Revealing The Origins Of Morality -- Good And Evil, Liberal And Conservative

"Haidt['s] own research demonstrates that people generally follow their gut feelings and make up moral reasons afterwards. "Since the time of the Enlightenment," Haidt says, "many philosophers have celebrated the power and virtue of cool, dispassionate reasoning. Unfortunately, few people other than philosophers can engage in such cool, honest reasoning when moral issues are at stake. The rest of us behave more like lawyers, using any arguments we can find to make our case, rather than like judges or scientists searching for the truth. This doesn't mean we are doomed to be immoral; it just means that we should look for the roots of our considerable virtue elsewhere -- in the emotions and intuitions that make us so generally decent and cooperative, yet also sometimes willing to hurt or kill in defense of a principle, a person or a place."

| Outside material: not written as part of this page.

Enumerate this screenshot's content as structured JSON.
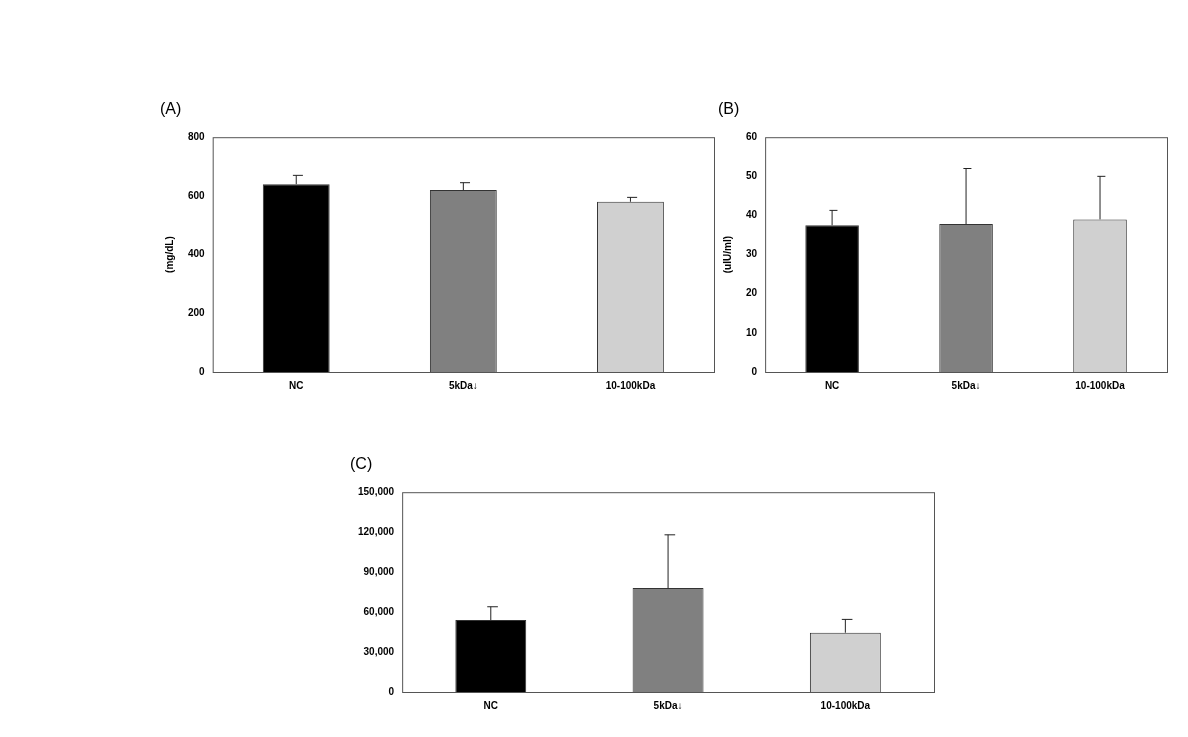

Haidt argues that human morality is a cultural construction built on top of -- and constrained by -- a small set of evolved psychological systems."

Sciencedaily.com, May 18, 2007

Notice that you can also take a few interesting moral tests at Yourmorals.org



Friday, May 11, 2007

[Opinion] Gov. Huckabee, Here's "What In the World" Evolution Has To Do With Being President

"But then [Mike Huckabee] said "I'm not sure what in the world that has to do with being President of the United States."

Maybe we can help.

You see, Governor, it was you and your fundamentalist buddies who dragged your religion into everybody's government. From evolution to abortion to stem cell research to abstinence-only sex education to HIV prevention to global warming to the Middle East, Republican policy follows the religious doctrine of right wing Christian extremists. It dictates policy on every single social issue.

[...]

Governor, in case you're still confused, your faith-based views on matters like evolution have everything to do with being President, because you won't stop trying to impose them on the rest of us. Your faith puts you on the wrong side of a lot of social issues; luckily, it looks like Darwin's theory is about to be proven again."